Towards Principled Representation Learning from Videos for Reinforcement Learning

Authors: Dipendra Misra, Akanksha Saran, Tengyang Xie, Alex Lamb, John Langford

ICLR 2024 | Conference PDF | Archive PDF | Plain Text | LLM Run Details

Reproducibility Variable Result LLM Response
Research Type Experimental We empirically test our theoretical results in three visual domains, yielding results that are consistent with our theoretical findings.
Researcher Affiliation Industry Dipendra Misra1 Akanksha Saran2 Tengyang Xie1 Alex Lamb1 John Langford1 1Microsoft Research, NY 2Sony Research, CA
Pseudocode No The paper describes methods textually and mathematically in sections like "3 REPRESENTATION LEARNING FOR RL USING VIDEO DATASET" and "B PROOFS OF THEORETICAL STATEMENTS", but it does not include any explicitly labeled pseudocode or algorithm blocks.
Open Source Code Yes The code for all experiments is available as part of the Intrepid codebase at https://github.com/microsoft/Intrepid.
Open Datasets Yes We empirically test our theoretical results in three visual domains: Grid World (a navigation domain), Vi ZDoom basic (a first-person 3D shooting game), and Vi ZDoom Defend The Center (a more challenging first-person 3D shooting game).
Dataset Splits No The paper discusses concepts of training, validation, and testing phases for machine learning models and experiments in general.
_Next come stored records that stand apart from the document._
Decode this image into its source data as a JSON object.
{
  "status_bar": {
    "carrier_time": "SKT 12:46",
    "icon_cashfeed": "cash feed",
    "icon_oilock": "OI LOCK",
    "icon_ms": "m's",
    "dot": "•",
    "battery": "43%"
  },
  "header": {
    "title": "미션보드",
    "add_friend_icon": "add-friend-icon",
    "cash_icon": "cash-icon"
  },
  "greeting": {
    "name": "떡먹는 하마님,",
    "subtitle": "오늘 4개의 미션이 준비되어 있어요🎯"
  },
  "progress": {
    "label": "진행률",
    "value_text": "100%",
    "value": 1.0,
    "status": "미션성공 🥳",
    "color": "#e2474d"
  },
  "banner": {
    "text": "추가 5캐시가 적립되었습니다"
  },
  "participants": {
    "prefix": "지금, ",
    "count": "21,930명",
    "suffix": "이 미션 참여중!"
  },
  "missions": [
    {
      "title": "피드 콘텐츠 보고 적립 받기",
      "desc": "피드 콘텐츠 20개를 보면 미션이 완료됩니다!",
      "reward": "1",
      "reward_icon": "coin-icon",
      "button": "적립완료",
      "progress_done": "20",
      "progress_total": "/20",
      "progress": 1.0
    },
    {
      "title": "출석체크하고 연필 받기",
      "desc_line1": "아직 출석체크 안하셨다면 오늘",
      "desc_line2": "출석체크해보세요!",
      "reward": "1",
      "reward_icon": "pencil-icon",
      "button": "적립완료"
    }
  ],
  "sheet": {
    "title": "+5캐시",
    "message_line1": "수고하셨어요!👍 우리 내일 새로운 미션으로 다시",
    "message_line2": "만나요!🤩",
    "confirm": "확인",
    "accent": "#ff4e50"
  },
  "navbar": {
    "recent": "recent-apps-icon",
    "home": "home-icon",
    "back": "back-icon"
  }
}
However, it does not provide specific details on how the datasets used in their experiments (Grid World, Vi ZDoom) were split into training, validation, and test sets (e.g., percentages, absolute counts, or specific predefined split citations).
Hardware Specification Yes All the code for this work was run on A100, V100, P40 GPUs, with a compute time of approx. 12 hours for grid world experiments and 6 hours for Vi ZDoom experiments.
Software Dependencies No The paper mentions software components like 'PPO' (Proximal Policy Optimization) and uses environments such as 'Minigrid' and 'Vi ZDoom'. However, it does not provide specific version numbers for these or any other ancillary software dependencies (e.g., Python, PyTorch, TensorFlow, CUDA versions) that would be necessary for replication.
Experiment Setup Yes In Table 2, we report the hyperaparameter values used for experiments in this work with the Grid World and Vi ZDoom environments.